Subject: Re: SCSI device tuning tool
To: der Mouse <mouse@Rodents.Montreal.QC.CA>
From: Greg A. Woods <email@example.com>
Date: 01/26/2001 20:24:57
[ On Friday, January 26, 2001 at 16:06:10 (-0500), der Mouse wrote: ]
> Subject: Re: SCSI device tuning tool
> You appear to be writing from a perspective of "safety of data bits is
> paramount"; I am writing from a perspective of "do what I tell you and
> nothing else, dammit". Naturally, your idea of "best" in this context
> differs from mine, and since neither of us likely to convert the other
> on this point, there's nothing more to discuss (except, possibly, which
> of us gets to be happy with NetBSD's default, and that's more a matter
> for those controlling NetBSD to decide).
True enough -- I mostly replied just so that I might introduce any
missing information that I might have left out so that those who might
decide on the fate of NetBSD were well informed, at least about my
thoughts on the matter. :-)
> -o async doesn't turn off MNT_SYNCHRONOUS; it turns on MNT_ASYNC.
> MNT_SYNCHRONOUS and MNT_ASYNC are separate bits, both off by default;
> while it makes no sense to turn both on, it makes perfect sense to turn
> both off, and indeed that's the default state: some writes are then
> done synchronously, some asynchronously, at the judgement of the
> filesystem code in question.
Ah, of course. I had forgotten that '-o sync' was available on a
per-mount basis now (and unfortunately I see the documention doesn't say
which is the default state of this flag!).
Turning on MNT_SYNCHRONOUS is not 100% necessary to maintain the
integrity of the data provided the system is stable, has ECC RAM,
running on a good UPS, etc.. If the system crahses unexpectedly nothing
(filesystem-wise) will be damaged per se -- all that will happen is a
that the most recently written data (from the application's perspective)
might be lost. It's really no different than if the machine had crashed
a few seconds earlier -- an unexpected crash is, well, unexpected, so
logically it makes no difference if it appears from the data stream to
have happened a few seconds earlier than it really did.
On the other hand turning on MNT_ASYNC raises the risks unnecessarily
because if an even stable but busy system crashes unexpecetedly with
metadata out-of-sync then more than just the unwritten data might be
damaged, i.e. the on disk filesystem structure's state would unknown
following a crash and all hell could break loose if you ran 'fsck -y'
> I don't see what other word could reasonbly fit your insistence that
> the driver must do everything in its power to safeguard that "precious
> data", even in the face of a disk configured with automatic
> reallocation disabled. The driver has no way to tell whether it's
> accidental or deliberate, after all.
The driver should always automatically enable AWRE and ARRE upon mount
of any partition on the device unless explicitly told not to (perhaps
even on a per-mount operation basis). A mount command-line parameter
could be used to disable this feature, and/or it could be done with a
sysctl or compile-time driver flag on a per-device basis.
> I most particularly do not want ARRE forced on for a readonly disk; if
> I access a disk read-only, I do not want any permanent state changes.
> Ever. For any reason. For as long as it's open only for read.
> (Absent, of course, explicit human action to configure it otherwise.)

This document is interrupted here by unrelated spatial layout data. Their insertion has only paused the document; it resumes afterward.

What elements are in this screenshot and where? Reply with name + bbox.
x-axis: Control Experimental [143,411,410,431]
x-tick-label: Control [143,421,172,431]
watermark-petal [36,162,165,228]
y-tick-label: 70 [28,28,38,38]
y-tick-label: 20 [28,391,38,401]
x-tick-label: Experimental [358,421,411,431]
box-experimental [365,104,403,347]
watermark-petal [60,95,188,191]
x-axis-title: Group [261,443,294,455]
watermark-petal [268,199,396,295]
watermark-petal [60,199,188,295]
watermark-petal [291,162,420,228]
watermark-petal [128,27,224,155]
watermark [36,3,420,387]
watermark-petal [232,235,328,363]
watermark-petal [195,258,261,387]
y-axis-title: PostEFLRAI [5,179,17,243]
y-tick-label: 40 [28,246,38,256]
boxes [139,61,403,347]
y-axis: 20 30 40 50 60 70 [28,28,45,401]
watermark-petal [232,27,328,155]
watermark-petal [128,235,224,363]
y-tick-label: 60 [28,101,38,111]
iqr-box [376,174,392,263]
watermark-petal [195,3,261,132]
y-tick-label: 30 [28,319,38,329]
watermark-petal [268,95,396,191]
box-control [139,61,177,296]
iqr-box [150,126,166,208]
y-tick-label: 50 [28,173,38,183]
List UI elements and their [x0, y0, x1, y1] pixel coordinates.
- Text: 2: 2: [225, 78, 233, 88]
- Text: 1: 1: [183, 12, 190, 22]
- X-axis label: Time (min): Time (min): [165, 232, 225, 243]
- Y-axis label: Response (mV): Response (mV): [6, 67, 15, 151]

> Indeed, now that you've brought it up, I'm considering tweaking the
> driver to force ARRE *off* when the disk is open read-only.
Well, OK, but.... I think you're looking too closely at the forest and
you're only seeing trees! :-)
There are many more cases where it's the filesystem structure and the
contents of the files which must be left untouched, not their particular
layout on the physical media -- a successfull reallocation on read due
to ARRE will not change anything for all intents and purposes since what
it does is totally invisible (well, except for some possibly noticable
timing differences) to the normal ways of accessing the data on the
disk. Of course if the reallocation fails then it doesn't matter
whether it was attempted or not -- the data's gone either way.
If you really want the disk to be unwritable at the physical level then
toggle the read-only/write-disable jumper on the hardware -- don't trust
the driver not to touch anything! That's what those jumpers are there
for after all! (I don't know if these jumpers commonly prevent
modification of mode page values or not.)
> Why not? You've just argued at some length that it's the driver's
> responsibility to configure the disk for as much reliability as it can;
> why should that include ARRE/AWRE but not those other bits? What's the
> difference? I really don't see it.
Those other things are related to performance (unless I've missed
something critical). ARRE and AWRE are related to data integrity. If
the disk works safely but slowly that's not necessarily a bad thing, but
if it works unsafely at any speed, then that's bad. Obviously if the
drive knows it's going to be slow going due to some mismatch with the
mode page parameters then it might make some noise about the issue just
so that the user doesn't blame the wrong thing, but if the driver allows
the data it reads from (or writes to) the disk to be lost then the
average user's *not* going to blame themselves for forgetting to check
the if the recovery bits were enabled.